Details of Railway Accidents in the Ottawa Area



1984, August 1 - Passenger train runs into a herd of cattle north of Brockville, CPR., Brockville sub. 35 cattle killed



Ottawa Citizen, 2 August 1984

Cattle killed on new train's maiden trip
A new VIA train slammed into a herd of cattle near Brockville Wednesday killing 35 Holstein heifers and strewing carcasses along a quarter-mile stretch of carnage.
The Light Rapid and Comfortable (LRC) train, operating on a new faster service Wednesday, hit the cows valued at $35,000 near Manhard, four miles north of Brockville.
Wednesday was the first day of a new Toronto-Ottawa schedule that allowed speeds to increase from 50 to 70 mph on the stretch of line between Brockville and Smiths Falls.
"It was pretty gory," said Brockville OPP Const. Mike Benn, who was sent to the scene shortly after the accident occurred at 9:15 p.m. "The cows were mangled up pretty good."
Benn said the train's engineer saw the cows ahead on the straight stretch of line but couldn't avoid them.
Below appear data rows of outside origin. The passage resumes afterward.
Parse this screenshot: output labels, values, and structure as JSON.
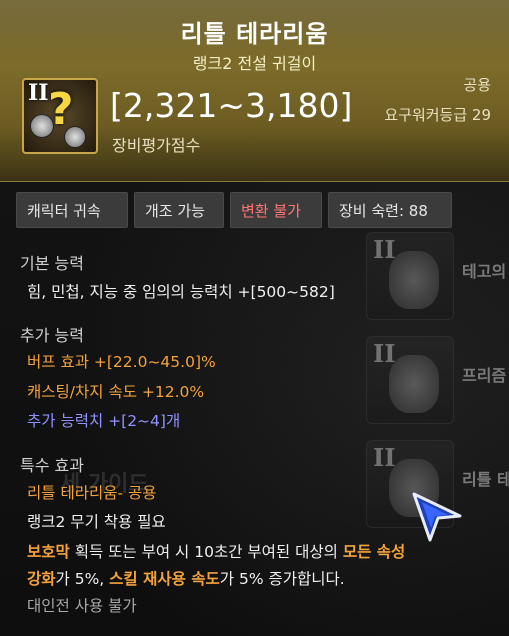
{
  "item": {
    "name": "리틀 테라리움",
    "subtitle": "랭크2 전설 귀걸이",
    "rank_numeral": "II",
    "score": "[2,321~3,180]",
    "score_label": "장비평가점수",
    "share": "공용",
    "required_level": "요구워커등급 29",
    "header_color": "#6c5c22",
    "icon": "question-mark-earring-icon"
  },
  "tags": [
    {
      "label": "캐릭터 귀속",
      "color": "#e6e6e6"
    },
    {
      "label": "개조 가능",
      "color": "#e6e6e6"
    },
    {
      "label": "변환 불가",
      "color": "#ff7474"
    },
    {
      "label": "장비 숙련: 88",
      "color": "#e6e6e6"
    }
  ],
  "basic": {
    "title": "기본 능력",
    "line1": "힘, 민첩, 지능 중 임의의 능력치 +[500~582]"
  },
  "extra": {
    "title": "추가 능력",
    "line1": "버프 효과  +[22.0~45.0]%",
    "line2": "캐스팅/차지 속도  +12.0%",
    "line3": "추가 능력치 +[2~4]개",
    "line1_color": "#f4a23c",
    "line3_color": "#8f93ff"
  },
  "special": {
    "title": "특수 효과",
    "line1": "리틀 테라리움- 공용",
    "line2": "랭크2 무기 착용 필요",
    "line3_p1": "보호막",
    "line3_p2": " 획득 또는 부여 시 10초간 부여된 대상의 ",
    "line3_p3": "모든 속성",
    "line4_p1": "강화",
    "line4_p2": "가 5%, ",
    "line4_p3": "스킬 재사용 속도",
    "line4_p4": "가 5% 증가합니다.",
    "line5": "대인전 사용 불가"
  },
  "background_list": [
    {
      "rank": "II",
      "label": "테고의"
    },
    {
      "rank": "II",
      "label": "프리즘"
    },
    {
      "rank": "II",
      "label": "리틀 테"
    }
  ],
  "bg_text": "세 가이드",
  "cursor": "arrow-cursor-icon"
}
"You can't stop those things on a dime," he said.
Although the train remained on the tracks, the accident delayed it for 3 hours while crews cleared carcasses wedged under the engine.
The train arrived in Ottawa at 1:50 a.m. this morning. There were no injuries to the passengers and the amount of damage is still unknown.
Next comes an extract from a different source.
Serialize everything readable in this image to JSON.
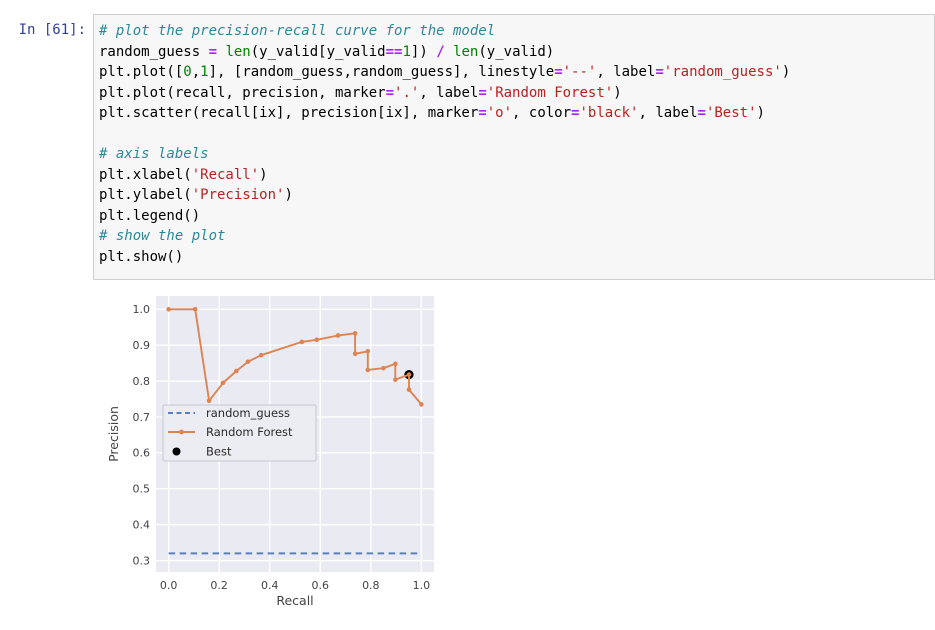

The cows, belonging to Ed Williams of RR 5 Brockville, entered CPR rail property through a hole in the railway fence, said William's daughter Joyce.
"Once they were on the track there was no way of getting out of the path of the train," she said.
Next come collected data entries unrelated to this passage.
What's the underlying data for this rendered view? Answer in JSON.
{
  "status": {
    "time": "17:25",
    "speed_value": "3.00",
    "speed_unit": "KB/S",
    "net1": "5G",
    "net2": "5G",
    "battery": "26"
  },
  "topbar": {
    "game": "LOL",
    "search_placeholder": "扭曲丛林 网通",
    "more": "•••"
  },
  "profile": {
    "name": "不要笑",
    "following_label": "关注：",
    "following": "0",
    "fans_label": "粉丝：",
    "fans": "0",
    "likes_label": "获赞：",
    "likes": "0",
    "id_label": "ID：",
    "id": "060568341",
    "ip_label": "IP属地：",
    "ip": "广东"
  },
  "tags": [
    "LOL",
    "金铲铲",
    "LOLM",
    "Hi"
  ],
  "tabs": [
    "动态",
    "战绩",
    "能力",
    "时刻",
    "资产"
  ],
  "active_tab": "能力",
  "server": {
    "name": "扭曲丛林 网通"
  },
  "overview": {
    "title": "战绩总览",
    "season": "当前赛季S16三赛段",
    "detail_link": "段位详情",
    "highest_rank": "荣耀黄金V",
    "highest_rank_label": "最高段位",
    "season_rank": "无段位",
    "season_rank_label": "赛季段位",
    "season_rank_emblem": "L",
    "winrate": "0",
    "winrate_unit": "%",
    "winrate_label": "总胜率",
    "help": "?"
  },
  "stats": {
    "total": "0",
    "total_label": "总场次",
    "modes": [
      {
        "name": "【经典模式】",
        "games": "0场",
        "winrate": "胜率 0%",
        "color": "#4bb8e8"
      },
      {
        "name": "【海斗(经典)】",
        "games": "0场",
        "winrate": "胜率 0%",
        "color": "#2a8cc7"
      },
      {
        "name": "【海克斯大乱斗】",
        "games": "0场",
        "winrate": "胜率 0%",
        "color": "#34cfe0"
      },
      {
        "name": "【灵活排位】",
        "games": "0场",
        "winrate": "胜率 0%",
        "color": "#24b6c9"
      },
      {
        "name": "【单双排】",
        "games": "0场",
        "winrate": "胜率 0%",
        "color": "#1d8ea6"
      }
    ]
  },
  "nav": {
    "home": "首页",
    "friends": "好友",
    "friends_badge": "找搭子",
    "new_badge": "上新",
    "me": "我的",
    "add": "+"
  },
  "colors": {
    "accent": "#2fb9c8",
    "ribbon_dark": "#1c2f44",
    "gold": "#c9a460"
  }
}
The cows were trapped in a narrow corridor created by fences lining both sides of the railway line.
The young dairy cows are valued at $1,000 each, she said.
 A spokesman for CPR said investigators were still on the scene this morning and reports wouldn't be released until later today.
This is the second accident in less than two months for the Toronto-Ottawa service.
A similar train derailed in June after it was diverted from the main line onto a side track near a Nepean lumber company.
A 17-year-old Richmond youth was charged with tampering a rail switch, causing the accident.
VIA had planned to introduce a new four-hour service between Ottawa and Toronto Wednesday employing speeds up to 95 mph.
The Canadian Transport Commission delayed that service when it decided to hold public meetings before sanctioning the higher speeds.
Under the schedule introduced Wednesday, the trip takes 4 hours and 45 minutes. The train, which hit the cows, left Toronto at 5:30 p.m. and was scheduled to arrive in Ottawa at 10:15 p.m.